高瀬さんが俺と秋凛さんを見て驚いている様子だが、どうしたのだろう。
「優ちゃんへ向けた私の想い、気付いてくれた?」
「ウインク、のことですよね?」
「そう!」
ファンサだと思うようにしていたけれど、まさか自分に向けてくれていたという勘違いが確かなものだったとは。
「とても素敵でした。これまでとはまた違った魅力があって、でも今回の秋凛さんにはピッタリ当てはまっていて。今日のライブを見て自分みたいに推しになった人も多いと思います」
「それって──」
「悪化させなければ明日のライブは現地で見ていいと許可が出たので……あ、高瀬さん、何か話そうとしてましたか?」
「ううん、何でもないの。明日は現地で見てくれるんだよね? 今日よりもすごいライブにするから、楽しみにしててね!」
そう口にしたあと、長居しちゃったねと高瀬さんは秋凛さんの手を引いて去ってしまった。
急に静けさを取り戻して少し…………いや、結構寂しいのだけど、それよりも高瀬さんに元気なかったような気が。
何か言いかけてたのもきっと気のせいじゃないと思うのだが、どうしたのだろう。
☆☆☆
結局、高瀬さんの元気がなくなった理由は分からないまま寝落ちし。
気付けば朝になっていた。
体調はすっかり良くなり、熱も平熱まで下がっている。
それでも午前中は色々な検査を受けたり、赤や白の液を取られたり。
特に白の方は精神的にどっと疲れた。
一人でできると伝えたのはいいものの、自分の出したものを提出するということにかなり抵抗があった。
出したものを捨てようかなと思ったりもしたが、鍵が外からも開くらしく。
終わったタイミングを見計らって入ってこられ、持っていかれた。
もう過ぎたことだと忘れることにし、昼食を食べ終えノンビリしていたのだが。
「何をしているのですか。会場に向かうので準備して下さい」
ライブTシャツを着た看護師さんがやってくるなり、急かされる。
いや、まだ十三時ですよ。
開場十七時の開演十八時ですよ。
今から向かってもここからだと十四時には着いてしまうのですが……。
チャンス(ライブ現地)を掴んだね、看護師さん!
この世界では医療関係者全般、高給取り。
(医者と事務などで差はある)
男性相手に何かあった場合の責任が重いため。
普通ならば給与が高くともリスクに見合ってないので人は集まらないが、トップを争うほどの人気職。

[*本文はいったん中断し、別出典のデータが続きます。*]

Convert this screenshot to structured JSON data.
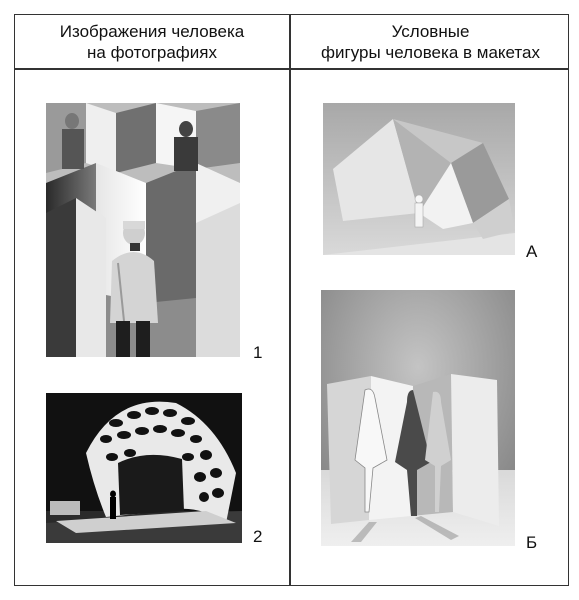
{
  "header": {
    "left_line1": "Изображения человека",
    "left_line2": "на фотографиях",
    "right_line1": "Условные",
    "right_line2": "фигуры человека в макетах"
  },
  "labels": {
    "photo1": "1",
    "photo2": "2",
    "photoA": "А",
    "photoB": "Б"
  }
}
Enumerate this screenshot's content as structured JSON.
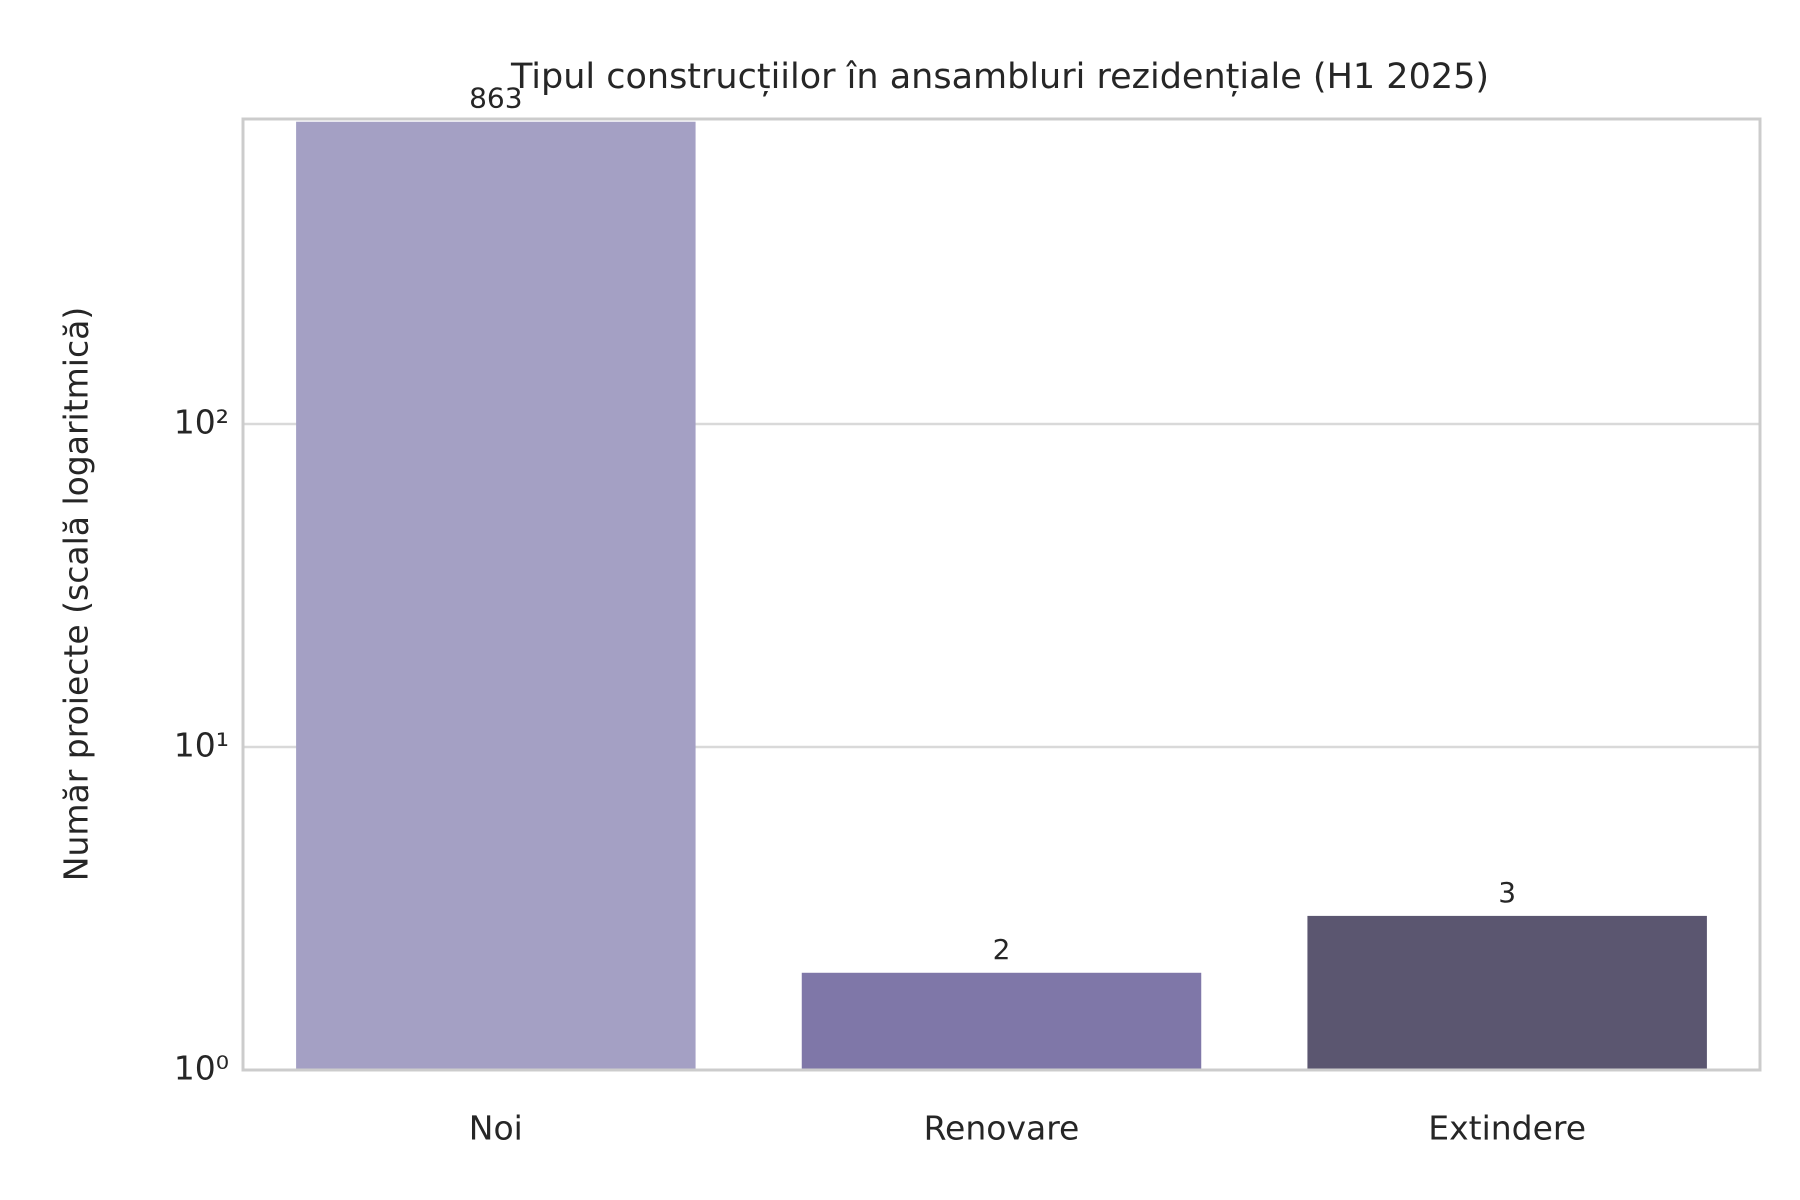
{
  "chart_data": {
    "type": "bar",
    "title": "Tipul construcțiilor în ansambluri rezidențiale (H1 2025)",
    "y_label": "Număr proiecte (scală logaritmică)",
    "categories": [
      "Noi",
      "Renovare",
      "Extindere"
    ],
    "values": [
      863,
      2,
      3
    ],
    "colors": [
      "#a4a0c4",
      "#7f77a8",
      "#5b5670"
    ],
    "log_y": true,
    "ylim": [
      1,
      880
    ],
    "yticks": [
      {
        "value": 1,
        "label": "10⁰"
      },
      {
        "value": 10,
        "label": "10¹"
      },
      {
        "value": 100,
        "label": "10²"
      }
    ],
    "grid": true
  }
}
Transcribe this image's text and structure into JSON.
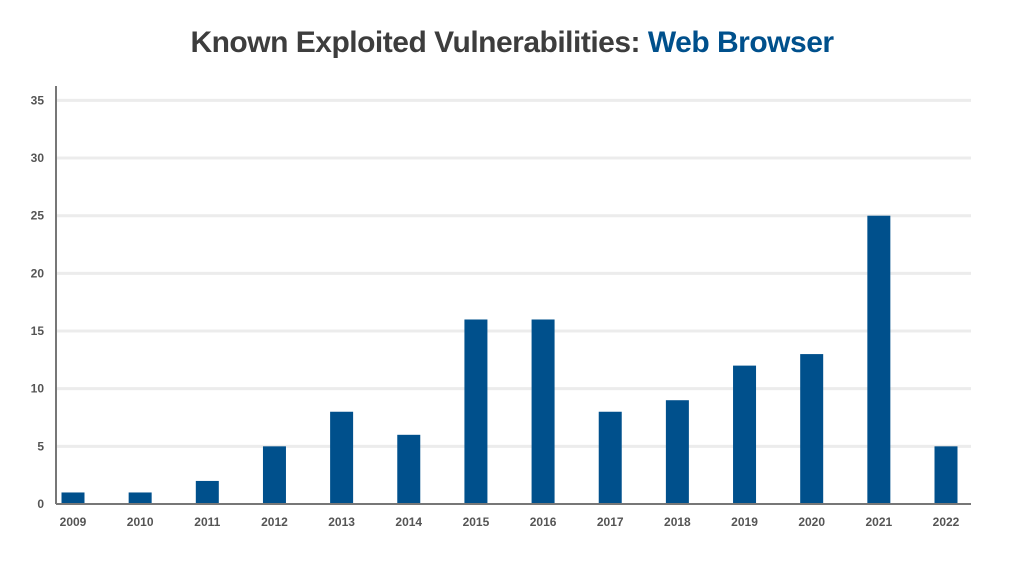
{
  "colors": {
    "bar": "#00508c",
    "title": "#3d3d3d",
    "title_accent": "#00508c",
    "grid": "#ececec",
    "axis": "#777777",
    "tick_text": "#555555"
  },
  "chart_data": {
    "type": "bar",
    "title": "Known Exploited Vulnerabilities:",
    "title_highlight": "Web Browser",
    "xlabel": "",
    "ylabel": "",
    "categories": [
      "2009",
      "2010",
      "2011",
      "2012",
      "2013",
      "2014",
      "2015",
      "2016",
      "2017",
      "2018",
      "2019",
      "2020",
      "2021",
      "2022"
    ],
    "values": [
      1,
      1,
      2,
      5,
      8,
      6,
      16,
      16,
      8,
      9,
      12,
      13,
      25,
      5
    ],
    "ylim": [
      0,
      35
    ],
    "yticks": [
      0,
      5,
      10,
      15,
      20,
      25,
      30,
      35
    ],
    "grid": true,
    "legend": "none"
  }
}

それは明言されていないが、数の限られている優秀な遺伝子を優先的に受精できるため。
実力でしか入れず、コネは一切ないため、優秀な成績を残せば誰にでもチャンスはある。
前述のとおり優秀な人だけが集まっているため、医者不足などはなく、福利厚生もしっかりしている。
何故かオタクが集まりやすい。
男性からアプローチがあれば受けることは可能だが、自身から誘うのはアウト。
基本的に男は諦めてるけど、子どもは欲しい人が多い。
ただ、オタクは『推し活>>>男』なので一般の認識とかけ離れている。
そういった人に限って優秀だという不思議。